Help for farmers in fight against dog attacks
FARMERS in the region can receive funds toward building cluster fencing within sheep and wool growing areas.
Southern Downs Regional Council will submit applications on behalf of eligible landholders to receive funding provided through the Queensland Feral Pest Initiative.
The council will hold landholder meetings at Southern Traprock today, and Karara on Friday, November 9 to discuss the funding scheme.
Councillor Cameron Gow said the Southern Downs region was a prime candidate for cluster fence funding.
"This is a great opportunity for the region to secure a share of the $6 million of funds available to reduce the threat of wild dogs and support long-term sustainability for our sheep and wool producers," Cr Gow said.
Chairman of the Wild Dog Management Working Group Clive Smith said farmers can demonstrated a commitment to working together to manage the wild dog problem.
"Sheep numbers have declined sharply in the Southern Downs primarily because of wild dogs," Mr Smith said.
"Cluster fencing can help reverse the decline and reinvigorate the industry."
Statistics indicate lambing rates and sheep numbers increase in areas that erect cluster fencing, with some areas reporting increases of 90 percent.

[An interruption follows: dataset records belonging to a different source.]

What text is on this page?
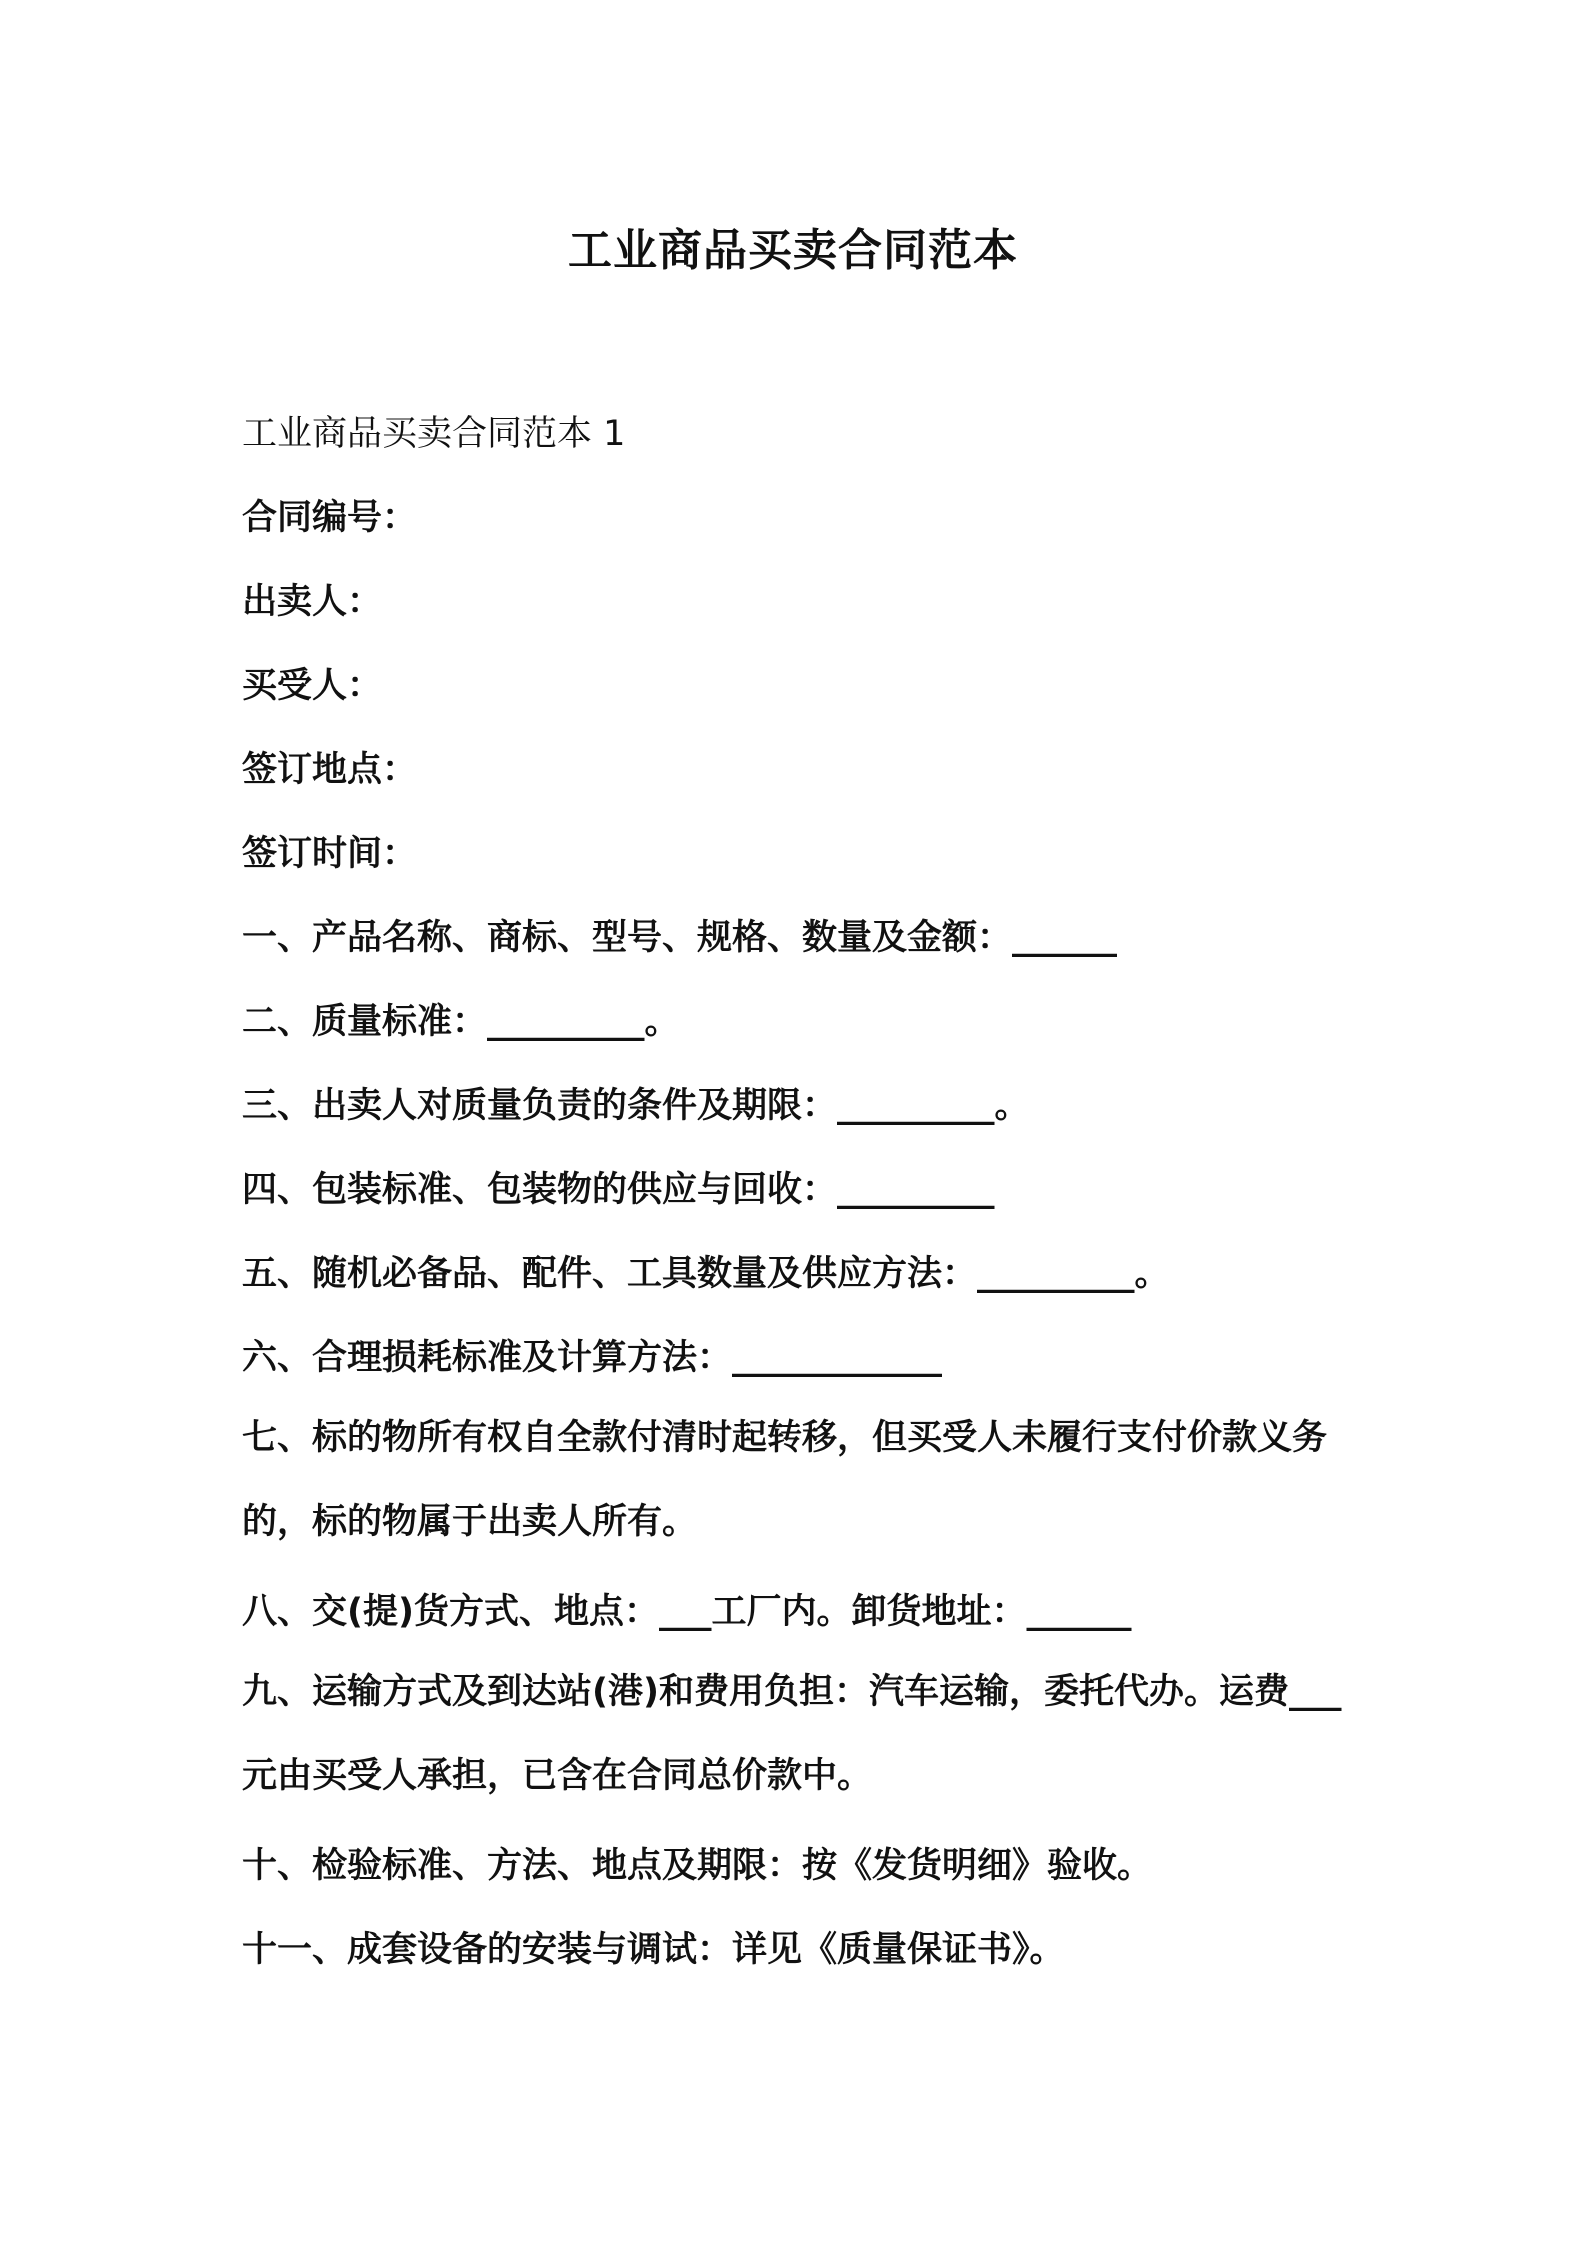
工业商品买卖合同范本

工业商品买卖合同范本 1

合同编号：

出卖人：

买受人：

签订地点：

签订时间：

一、产品名称、商标、型号、规格、数量及金额：______

二、质量标准：_________。

三、出卖人对质量负责的条件及期限：_________。

四、包装标准、包装物的供应与回收：_________

五、随机必备品、配件、工具数量及供应方法：_________。

六、合理损耗标准及计算方法：____________

七、标的物所有权自全款付清时起转移，但买受人未履行支付价款义务的，标的物属于出卖人所有。

八、交(提)货方式、地点：___工厂内。卸货地址：______

九、运输方式及到达站(港)和费用负担：汽车运输，委托代办。运费___元由买受人承担，已含在合同总价款中。

十、检验标准、方法、地点及期限：按《发货明细》验收。

十一、成套设备的安装与调试：详见《质量保证书》。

The council is currently working with groups to submit applications for cluster fence funding, and is looking for expressions of interests from other sheep and wool producers in the Southern Downs region.
To qualify, farmers must so they are working with neighbours to form a cluster, recognised as primary producers by the ATO, already do or will run sheep, have existing sheep infrastructure, and have a track record of commitment to managing their wild dog problems.